According to new data from Realtor.com, high-priced local markets around the United States are showing signs of inventory climbing for the first time in months. Since the inventory “turnaround” is concentrated in high-priced markets, the effects of wider availability of housing may not become immediately obvious. This is true for the national market or even for those who are looking for more affordable housing in local markets.

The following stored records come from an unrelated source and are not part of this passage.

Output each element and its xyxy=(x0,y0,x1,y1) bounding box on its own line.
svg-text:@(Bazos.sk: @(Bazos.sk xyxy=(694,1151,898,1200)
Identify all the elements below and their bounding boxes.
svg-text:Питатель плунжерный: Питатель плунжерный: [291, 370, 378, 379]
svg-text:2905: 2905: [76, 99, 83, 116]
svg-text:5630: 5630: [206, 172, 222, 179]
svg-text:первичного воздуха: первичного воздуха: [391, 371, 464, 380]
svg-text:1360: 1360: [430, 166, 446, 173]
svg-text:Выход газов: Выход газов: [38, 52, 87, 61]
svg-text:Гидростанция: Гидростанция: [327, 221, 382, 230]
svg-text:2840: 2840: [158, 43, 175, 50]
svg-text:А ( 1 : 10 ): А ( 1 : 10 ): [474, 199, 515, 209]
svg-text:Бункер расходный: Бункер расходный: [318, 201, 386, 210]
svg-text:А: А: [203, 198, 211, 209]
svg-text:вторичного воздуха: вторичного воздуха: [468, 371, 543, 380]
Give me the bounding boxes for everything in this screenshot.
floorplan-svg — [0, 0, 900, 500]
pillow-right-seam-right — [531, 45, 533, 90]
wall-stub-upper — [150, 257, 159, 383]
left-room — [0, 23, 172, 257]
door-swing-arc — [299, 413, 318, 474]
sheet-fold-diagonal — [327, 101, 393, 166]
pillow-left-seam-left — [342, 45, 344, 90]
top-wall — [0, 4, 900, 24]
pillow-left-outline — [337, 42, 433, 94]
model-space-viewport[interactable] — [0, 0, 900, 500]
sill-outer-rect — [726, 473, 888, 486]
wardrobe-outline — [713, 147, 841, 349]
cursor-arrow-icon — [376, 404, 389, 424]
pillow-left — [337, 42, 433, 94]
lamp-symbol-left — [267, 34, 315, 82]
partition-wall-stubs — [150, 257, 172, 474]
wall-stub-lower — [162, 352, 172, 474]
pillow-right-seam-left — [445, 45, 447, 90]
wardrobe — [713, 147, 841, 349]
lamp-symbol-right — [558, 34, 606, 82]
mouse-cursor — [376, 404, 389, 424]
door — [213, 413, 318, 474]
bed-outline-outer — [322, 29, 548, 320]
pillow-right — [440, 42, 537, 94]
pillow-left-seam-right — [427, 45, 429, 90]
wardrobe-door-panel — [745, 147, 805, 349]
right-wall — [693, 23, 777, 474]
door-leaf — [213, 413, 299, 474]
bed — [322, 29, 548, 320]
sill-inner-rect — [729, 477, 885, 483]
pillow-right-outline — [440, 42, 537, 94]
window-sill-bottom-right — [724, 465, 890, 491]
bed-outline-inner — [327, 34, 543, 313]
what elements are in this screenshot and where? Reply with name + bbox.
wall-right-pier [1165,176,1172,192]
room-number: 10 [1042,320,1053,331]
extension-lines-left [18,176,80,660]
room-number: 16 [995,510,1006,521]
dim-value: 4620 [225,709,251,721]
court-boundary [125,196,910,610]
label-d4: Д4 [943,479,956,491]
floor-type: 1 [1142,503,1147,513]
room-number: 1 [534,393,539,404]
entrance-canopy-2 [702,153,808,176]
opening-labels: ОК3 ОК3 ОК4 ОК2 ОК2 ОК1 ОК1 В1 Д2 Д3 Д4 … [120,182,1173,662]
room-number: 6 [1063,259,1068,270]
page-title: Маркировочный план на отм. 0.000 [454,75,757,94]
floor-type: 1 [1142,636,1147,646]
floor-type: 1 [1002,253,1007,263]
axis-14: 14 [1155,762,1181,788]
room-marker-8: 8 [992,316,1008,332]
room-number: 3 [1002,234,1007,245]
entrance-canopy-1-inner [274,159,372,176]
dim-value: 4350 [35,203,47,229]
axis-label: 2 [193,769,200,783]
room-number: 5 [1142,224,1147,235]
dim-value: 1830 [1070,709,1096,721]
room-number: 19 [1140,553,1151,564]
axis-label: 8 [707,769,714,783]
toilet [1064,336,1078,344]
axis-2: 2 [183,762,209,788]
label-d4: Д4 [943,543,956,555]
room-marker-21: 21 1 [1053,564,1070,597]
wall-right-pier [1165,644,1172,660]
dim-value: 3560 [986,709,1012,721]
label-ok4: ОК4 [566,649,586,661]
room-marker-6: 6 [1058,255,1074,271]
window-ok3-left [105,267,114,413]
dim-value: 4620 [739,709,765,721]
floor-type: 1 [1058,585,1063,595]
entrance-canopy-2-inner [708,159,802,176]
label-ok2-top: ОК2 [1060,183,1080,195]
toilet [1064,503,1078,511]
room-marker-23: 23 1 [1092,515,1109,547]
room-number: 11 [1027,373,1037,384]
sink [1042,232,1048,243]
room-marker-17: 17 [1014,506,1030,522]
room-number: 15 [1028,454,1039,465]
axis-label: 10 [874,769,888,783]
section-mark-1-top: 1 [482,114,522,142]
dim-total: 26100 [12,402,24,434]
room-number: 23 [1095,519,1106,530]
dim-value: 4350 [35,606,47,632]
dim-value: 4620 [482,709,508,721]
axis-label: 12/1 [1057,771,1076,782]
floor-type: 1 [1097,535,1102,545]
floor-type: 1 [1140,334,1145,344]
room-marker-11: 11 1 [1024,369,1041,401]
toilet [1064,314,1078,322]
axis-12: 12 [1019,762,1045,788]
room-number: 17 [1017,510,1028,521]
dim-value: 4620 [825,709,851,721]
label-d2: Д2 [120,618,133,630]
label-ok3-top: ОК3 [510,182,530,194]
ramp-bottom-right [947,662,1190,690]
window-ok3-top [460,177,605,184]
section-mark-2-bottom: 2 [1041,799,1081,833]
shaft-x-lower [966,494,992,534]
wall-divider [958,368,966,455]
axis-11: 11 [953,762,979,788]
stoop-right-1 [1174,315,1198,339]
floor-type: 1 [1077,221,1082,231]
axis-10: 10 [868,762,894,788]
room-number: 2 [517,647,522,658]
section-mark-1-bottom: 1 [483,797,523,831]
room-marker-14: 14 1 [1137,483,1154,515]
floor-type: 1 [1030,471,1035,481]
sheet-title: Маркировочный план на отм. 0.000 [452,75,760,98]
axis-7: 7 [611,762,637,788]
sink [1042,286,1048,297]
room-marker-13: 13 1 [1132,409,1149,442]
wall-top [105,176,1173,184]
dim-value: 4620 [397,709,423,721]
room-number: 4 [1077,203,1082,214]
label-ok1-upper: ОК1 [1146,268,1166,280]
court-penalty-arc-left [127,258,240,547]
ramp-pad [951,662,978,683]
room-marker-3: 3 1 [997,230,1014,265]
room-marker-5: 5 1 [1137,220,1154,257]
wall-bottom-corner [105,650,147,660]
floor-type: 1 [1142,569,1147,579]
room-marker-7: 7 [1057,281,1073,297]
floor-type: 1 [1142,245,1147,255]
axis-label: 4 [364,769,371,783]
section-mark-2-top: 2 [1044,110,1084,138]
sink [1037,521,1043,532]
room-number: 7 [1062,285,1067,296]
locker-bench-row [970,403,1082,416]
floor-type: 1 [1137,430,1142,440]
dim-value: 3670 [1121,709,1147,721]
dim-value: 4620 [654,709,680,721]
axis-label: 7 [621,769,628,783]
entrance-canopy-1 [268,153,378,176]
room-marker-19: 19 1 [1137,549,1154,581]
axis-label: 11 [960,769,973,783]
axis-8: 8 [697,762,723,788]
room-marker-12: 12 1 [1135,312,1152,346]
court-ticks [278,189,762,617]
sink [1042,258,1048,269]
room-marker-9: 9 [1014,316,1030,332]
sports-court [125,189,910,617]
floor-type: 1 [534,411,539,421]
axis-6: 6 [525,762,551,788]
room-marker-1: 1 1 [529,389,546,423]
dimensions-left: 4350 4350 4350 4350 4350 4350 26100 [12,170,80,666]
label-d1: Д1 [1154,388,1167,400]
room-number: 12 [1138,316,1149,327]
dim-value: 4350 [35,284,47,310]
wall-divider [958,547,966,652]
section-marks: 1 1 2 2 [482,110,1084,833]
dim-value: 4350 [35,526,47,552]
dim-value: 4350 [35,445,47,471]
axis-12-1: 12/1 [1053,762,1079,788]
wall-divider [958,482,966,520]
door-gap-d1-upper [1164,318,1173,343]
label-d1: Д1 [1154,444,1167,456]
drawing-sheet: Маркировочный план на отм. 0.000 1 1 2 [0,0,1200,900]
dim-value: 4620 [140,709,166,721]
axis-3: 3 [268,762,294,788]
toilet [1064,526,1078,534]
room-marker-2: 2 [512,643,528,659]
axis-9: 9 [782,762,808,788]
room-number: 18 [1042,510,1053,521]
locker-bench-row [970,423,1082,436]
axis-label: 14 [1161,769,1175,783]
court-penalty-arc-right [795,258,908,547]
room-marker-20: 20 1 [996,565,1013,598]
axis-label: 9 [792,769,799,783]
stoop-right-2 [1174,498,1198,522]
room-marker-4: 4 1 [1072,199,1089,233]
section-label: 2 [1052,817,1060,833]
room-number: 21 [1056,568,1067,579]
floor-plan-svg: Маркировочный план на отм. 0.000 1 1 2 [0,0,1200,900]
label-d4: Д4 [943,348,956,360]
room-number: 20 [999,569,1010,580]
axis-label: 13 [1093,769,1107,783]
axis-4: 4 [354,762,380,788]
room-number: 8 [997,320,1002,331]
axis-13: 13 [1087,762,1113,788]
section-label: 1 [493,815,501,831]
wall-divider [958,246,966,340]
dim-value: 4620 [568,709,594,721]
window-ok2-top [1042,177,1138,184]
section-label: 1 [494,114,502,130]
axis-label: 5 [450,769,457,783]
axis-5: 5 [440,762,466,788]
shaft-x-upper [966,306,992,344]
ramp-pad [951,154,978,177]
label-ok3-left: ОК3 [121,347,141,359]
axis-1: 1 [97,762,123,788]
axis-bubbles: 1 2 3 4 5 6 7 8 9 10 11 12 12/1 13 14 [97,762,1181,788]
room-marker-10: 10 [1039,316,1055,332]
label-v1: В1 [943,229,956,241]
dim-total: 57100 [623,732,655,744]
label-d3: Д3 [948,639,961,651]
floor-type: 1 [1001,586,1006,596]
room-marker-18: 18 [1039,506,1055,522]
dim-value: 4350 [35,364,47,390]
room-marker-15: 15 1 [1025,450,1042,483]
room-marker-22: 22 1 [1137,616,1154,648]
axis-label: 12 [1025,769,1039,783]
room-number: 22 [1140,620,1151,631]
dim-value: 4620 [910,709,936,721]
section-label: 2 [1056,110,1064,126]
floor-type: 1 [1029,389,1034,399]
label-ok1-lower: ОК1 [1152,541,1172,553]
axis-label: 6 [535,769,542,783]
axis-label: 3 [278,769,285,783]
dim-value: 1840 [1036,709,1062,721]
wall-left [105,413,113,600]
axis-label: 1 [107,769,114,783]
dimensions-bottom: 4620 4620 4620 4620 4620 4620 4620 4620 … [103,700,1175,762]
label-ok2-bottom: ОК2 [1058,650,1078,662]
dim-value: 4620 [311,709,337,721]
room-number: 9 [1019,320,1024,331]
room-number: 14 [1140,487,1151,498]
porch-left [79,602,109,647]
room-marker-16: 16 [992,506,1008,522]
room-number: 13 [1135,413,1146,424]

Inventory Climbing by Market

For example, here are the top five largest year-over-year inventory changes in the country’s largest 45 metro areas:

  1. San Jose-Sunnyvale-Santa Clara (CA): 44% increase in inventory
    median list price: $1.2 million
  2. Seattle-Tacoma-Bellevue (WA): 29% increase in inventory
    median list price: $569,000
  3. Portland-Vancouver-Hillsboro (OR and WA): 19% increase in inventory
    median list price: $472,000
  4. San Diego-Carlsbad (CA): 18% increase in inventory
    median list price: $691,000
  5. Dallas-Fort Worth-Arlington (TX): 15% increase in inventory
    median list price: $349,000

In all five markets, the number of days on market still hovers at 40 or fewer, with both San Jose and Seattle posting just under a month.

Danielle Hale, Realtor.com’s chief economist, said, “Although signs of an inventory turnaround are encouraging, whether they mean good news for buyers remains to be seen. These areas are seeing more new listings and some construction growth, but high prices and fast-selling homes are causing some buyer hesitation, which is reflected in fewer home sales.”